As the war in Ukraine hits its 200th day, the country has regained swaths of its south and east in a long-anticipated counterattack that has hit Russia hard.
The counteroffensive began in late August and initially focused on the southern regions of Kherson, which had been cleared by Russian forces on the first day of the invasion. Ukraine has launched another highly effective offensive in the area northeast of Kharkov.
Faced with the prospect of a large group of Russian troops being encircled, Moscow has entered a dramatic shift in the situation that has become the Kremlin’s biggest challenge since it launched its invasion on February 24. , ordered the withdrawal of troops from Kharkov.
Mykola Sunflovsky, a military expert at the Razumkov Center, a Kyiv-based think tank, said: , good at maneuvering and showing great ingenuity. ”
Ukraine’s rapid progress is “important for seizing the initiative and boosting the morale of the army,” he added.
Ukrainian President Volodymyr Zelensky praised the military in a video address late Saturday, saying it had recovered more than 770 square miles (2,000 square kilometers) of territory so far this month.
He also taunted Moscow over the withdrawal, stating that the Russian army was “showing all they could – showing their backs” and that “they made a good choice to flee”.

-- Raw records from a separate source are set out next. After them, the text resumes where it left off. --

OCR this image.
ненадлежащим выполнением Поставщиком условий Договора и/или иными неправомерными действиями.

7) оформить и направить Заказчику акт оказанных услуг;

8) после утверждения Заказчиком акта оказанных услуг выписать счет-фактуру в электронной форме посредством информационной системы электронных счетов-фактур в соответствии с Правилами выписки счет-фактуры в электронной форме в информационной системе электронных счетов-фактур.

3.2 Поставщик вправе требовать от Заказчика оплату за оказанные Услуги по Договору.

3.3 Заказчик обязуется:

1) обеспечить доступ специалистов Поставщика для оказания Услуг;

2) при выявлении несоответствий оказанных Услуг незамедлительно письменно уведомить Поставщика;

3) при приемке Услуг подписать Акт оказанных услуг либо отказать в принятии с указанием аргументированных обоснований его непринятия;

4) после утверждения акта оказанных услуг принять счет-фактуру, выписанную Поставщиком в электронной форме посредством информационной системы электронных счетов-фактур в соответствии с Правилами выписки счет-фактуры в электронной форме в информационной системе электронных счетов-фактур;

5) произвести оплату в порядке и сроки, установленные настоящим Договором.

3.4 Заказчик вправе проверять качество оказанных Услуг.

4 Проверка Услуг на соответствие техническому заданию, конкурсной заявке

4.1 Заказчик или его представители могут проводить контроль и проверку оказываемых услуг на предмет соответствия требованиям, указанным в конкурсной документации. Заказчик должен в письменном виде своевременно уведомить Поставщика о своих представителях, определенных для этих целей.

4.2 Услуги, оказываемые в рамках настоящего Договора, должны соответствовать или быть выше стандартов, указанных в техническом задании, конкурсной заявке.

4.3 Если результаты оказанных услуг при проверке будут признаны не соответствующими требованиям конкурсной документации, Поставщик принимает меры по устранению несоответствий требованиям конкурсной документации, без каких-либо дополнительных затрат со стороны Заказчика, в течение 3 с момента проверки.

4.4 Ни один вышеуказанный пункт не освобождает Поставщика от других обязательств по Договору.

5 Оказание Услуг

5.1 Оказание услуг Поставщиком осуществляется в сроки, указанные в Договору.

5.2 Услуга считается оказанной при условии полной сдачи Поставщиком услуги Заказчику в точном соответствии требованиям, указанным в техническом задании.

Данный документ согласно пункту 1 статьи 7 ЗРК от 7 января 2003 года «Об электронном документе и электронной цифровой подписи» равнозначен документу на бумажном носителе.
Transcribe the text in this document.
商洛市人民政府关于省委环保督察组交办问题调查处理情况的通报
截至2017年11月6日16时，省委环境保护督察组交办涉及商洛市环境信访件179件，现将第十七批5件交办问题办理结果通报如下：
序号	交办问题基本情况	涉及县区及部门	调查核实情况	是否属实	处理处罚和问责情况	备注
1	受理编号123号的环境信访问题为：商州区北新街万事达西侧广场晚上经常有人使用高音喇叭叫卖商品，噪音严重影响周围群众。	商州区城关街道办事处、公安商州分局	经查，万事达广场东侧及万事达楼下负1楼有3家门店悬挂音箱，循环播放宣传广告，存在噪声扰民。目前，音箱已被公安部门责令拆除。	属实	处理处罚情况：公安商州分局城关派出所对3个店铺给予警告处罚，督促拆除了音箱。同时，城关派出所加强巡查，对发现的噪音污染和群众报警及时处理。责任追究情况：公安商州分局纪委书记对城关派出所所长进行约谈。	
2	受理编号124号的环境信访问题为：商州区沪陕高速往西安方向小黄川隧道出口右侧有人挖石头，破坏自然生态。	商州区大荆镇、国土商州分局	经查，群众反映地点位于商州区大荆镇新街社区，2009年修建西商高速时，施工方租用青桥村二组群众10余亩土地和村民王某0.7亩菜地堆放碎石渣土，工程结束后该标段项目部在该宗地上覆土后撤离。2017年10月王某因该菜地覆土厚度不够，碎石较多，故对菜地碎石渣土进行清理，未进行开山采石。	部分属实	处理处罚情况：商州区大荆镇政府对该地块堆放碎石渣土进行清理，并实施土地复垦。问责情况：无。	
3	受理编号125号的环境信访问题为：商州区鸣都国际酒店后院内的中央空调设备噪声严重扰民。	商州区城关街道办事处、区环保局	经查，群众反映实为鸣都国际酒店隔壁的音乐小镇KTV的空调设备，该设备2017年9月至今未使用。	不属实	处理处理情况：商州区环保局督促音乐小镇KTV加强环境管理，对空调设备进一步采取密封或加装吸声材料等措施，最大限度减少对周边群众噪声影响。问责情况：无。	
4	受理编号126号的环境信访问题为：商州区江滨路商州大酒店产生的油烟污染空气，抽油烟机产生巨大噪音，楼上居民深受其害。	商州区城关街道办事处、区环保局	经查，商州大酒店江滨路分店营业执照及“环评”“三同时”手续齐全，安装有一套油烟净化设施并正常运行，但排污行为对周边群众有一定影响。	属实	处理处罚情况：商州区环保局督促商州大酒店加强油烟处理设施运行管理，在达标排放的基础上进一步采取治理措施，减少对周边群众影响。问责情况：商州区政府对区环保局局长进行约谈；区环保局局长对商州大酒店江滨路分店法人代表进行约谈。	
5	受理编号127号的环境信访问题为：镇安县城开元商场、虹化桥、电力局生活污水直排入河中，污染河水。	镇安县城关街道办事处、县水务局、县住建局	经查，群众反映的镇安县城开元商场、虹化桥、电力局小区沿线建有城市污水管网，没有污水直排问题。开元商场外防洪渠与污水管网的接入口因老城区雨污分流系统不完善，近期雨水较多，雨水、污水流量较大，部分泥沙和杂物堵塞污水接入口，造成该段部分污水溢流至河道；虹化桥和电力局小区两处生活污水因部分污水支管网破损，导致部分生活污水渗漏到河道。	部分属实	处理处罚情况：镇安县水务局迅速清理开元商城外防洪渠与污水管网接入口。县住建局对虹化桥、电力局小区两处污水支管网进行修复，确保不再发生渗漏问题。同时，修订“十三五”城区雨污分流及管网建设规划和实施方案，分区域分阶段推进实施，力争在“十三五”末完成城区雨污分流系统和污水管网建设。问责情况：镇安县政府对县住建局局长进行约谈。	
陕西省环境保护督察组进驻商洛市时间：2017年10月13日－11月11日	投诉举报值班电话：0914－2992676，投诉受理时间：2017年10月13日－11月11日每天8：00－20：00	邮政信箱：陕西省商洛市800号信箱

Both sides suffered heavy losses in Europe’s largest conflict since World War II.
A Ukrainian military commander said last month that nearly 9,000 Ukrainian soldiers had been killed in action. Moscow has reported no losses of its own since his March, but Western estimates put the death toll at her 25,000.
Ukraine is trying to mobilize its population to reach a million active-duty troops, while Russia, by contrast, fears large-scale mobilization could fuel discontent and undermine domestic stability. and continue to rely on a limited contingent of volunteers.

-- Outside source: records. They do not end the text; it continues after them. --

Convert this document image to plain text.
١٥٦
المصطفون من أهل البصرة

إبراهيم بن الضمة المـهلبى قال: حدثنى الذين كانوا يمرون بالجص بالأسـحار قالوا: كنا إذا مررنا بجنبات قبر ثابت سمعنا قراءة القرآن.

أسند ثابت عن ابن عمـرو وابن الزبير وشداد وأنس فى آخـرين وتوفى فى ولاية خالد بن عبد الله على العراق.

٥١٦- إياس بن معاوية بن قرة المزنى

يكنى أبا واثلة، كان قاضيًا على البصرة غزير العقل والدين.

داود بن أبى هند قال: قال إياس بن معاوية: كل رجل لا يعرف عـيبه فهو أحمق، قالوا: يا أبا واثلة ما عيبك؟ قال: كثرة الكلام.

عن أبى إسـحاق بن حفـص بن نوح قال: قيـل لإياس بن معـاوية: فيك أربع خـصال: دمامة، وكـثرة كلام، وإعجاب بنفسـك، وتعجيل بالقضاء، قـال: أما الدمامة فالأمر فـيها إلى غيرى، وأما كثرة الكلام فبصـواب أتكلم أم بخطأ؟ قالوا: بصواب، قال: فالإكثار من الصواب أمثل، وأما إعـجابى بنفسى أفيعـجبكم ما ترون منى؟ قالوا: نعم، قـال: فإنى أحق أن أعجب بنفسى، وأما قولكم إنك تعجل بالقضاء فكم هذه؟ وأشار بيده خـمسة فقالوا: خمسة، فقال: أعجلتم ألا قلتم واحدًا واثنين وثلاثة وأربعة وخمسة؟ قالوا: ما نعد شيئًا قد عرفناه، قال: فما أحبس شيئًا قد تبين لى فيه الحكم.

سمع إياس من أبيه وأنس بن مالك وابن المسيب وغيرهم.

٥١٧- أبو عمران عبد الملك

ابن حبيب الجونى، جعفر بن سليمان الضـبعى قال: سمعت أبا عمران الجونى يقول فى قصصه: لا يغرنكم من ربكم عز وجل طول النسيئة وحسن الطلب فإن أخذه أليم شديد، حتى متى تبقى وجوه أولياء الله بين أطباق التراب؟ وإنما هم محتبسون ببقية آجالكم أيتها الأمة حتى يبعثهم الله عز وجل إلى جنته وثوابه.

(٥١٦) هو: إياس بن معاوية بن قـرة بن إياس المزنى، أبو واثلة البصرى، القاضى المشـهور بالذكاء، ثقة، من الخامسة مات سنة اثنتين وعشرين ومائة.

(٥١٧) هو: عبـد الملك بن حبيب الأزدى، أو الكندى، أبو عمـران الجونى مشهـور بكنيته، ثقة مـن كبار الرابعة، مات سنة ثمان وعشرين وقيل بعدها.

As the war drags on, an increasing stream of Western weaponry over the summer has played a key role in the counteroffensive, helping Ukraine greatly improve its precision strike capabilities.
Ukrainian forces have retaken more than 30 settlements in the Kharkiv region since the counteroffensive began, Ukraine said.
In the Kherson area, Russian forces attempted to dislodge them from a foothold on the western bank of the Dnieper, which was a potential vantage point for Moscow to penetrate deeper into Ukraine.
An economic center at the confluence of the Dnieper and the Black Sea, the city of Kherson, with a pre-war population of about 300,000, was the first population center to fall in the war.
Russian forces also penetrated further north into the Zaporizhia region and seized Europe’s largest nuclear power plant. His final one of the six reactors, after running for several days in dangerous “island mode” to generate power for the plant’s critical cooling system after one of the power lines was restored. was stopped on Sunday.
Moscow installed a puppet government in the occupied territories, introduced its own currency, distributed Russian passports, and prepared for a local referendum that paved the way for annexation. But a counteroffensive derailed those plans, and a senior official in Moscow-backed Kherson said the vote there would have to be postponed.
The counterattack followed a coordinated attack on Russian infrastructure and supply lines.
Ukrainian forces are using US-made Himars multiple rocket launchers to shell two bridges across the Dnieper River, while Russian forces in the Kherson region are reluctant to rely on pontoon bridges in the face of daily strikes. did not get
Last month, a series of explosions hit an air base and ammunition depot in Crimea, annexed by Russia in 2014, highlighting the vulnerability of the peninsula critical to operations in the south.
Ukrainian authorities initially refrained from claiming responsibility, but the country’s military chief, General Valery Zarznyi, recently confirmed that his army had attacked them with rockets.
Ukrainian military analyst Oleh Zhdanov said:
Unlike in the south, where Ukrainian counterattacks progressed more slowly in the barren steppes of Kherson, leaving the army vulnerable to Russian artillery, the forests of the Kharkov region were open to lightning-fast surprise attacks from multiple directions. provided a natural cover to allow.
“After the transfer of Russian troops stationed in the Kharkov region to the south, speed and surprise became the key elements of the actions of the Ukrainian army,” Zdanov said.
Russian military expert Michael Coffman of the Virginia-based think tank CNA said the counterattack “proved a very important victory for Ukraine.”
“Russian forces appeared thinly dispersed and despite previous evidence of Ukrainian build-up, the military leadership was unprepared,” he wrote. “I think it’s fair to rate Russia as surprised by the lack of locally available reserves.”
After capturing the town of Balakriya, about 34 miles (55 km) southeast of Kharkiv, Ukrainian forces launched an offensive further east to Kupyansk, a rail hub vital to sustaining Russian operations in the region. Expanded.
They claimed control of the strategic city on Saturday and cut off supply lines to a large group of Russian troops around Izyum to the south. Claiming that they were relocating to concentrate on the area, they ordered a hasty withdrawal.
Zhdanov said a successful counterattack would be the key to persuading allies to supply more arms to Ukraine.
“The events in the south and the Kharkov region must show the West that the Ukrainian army knows how to handle weapons and needs to develop its successes,” he said.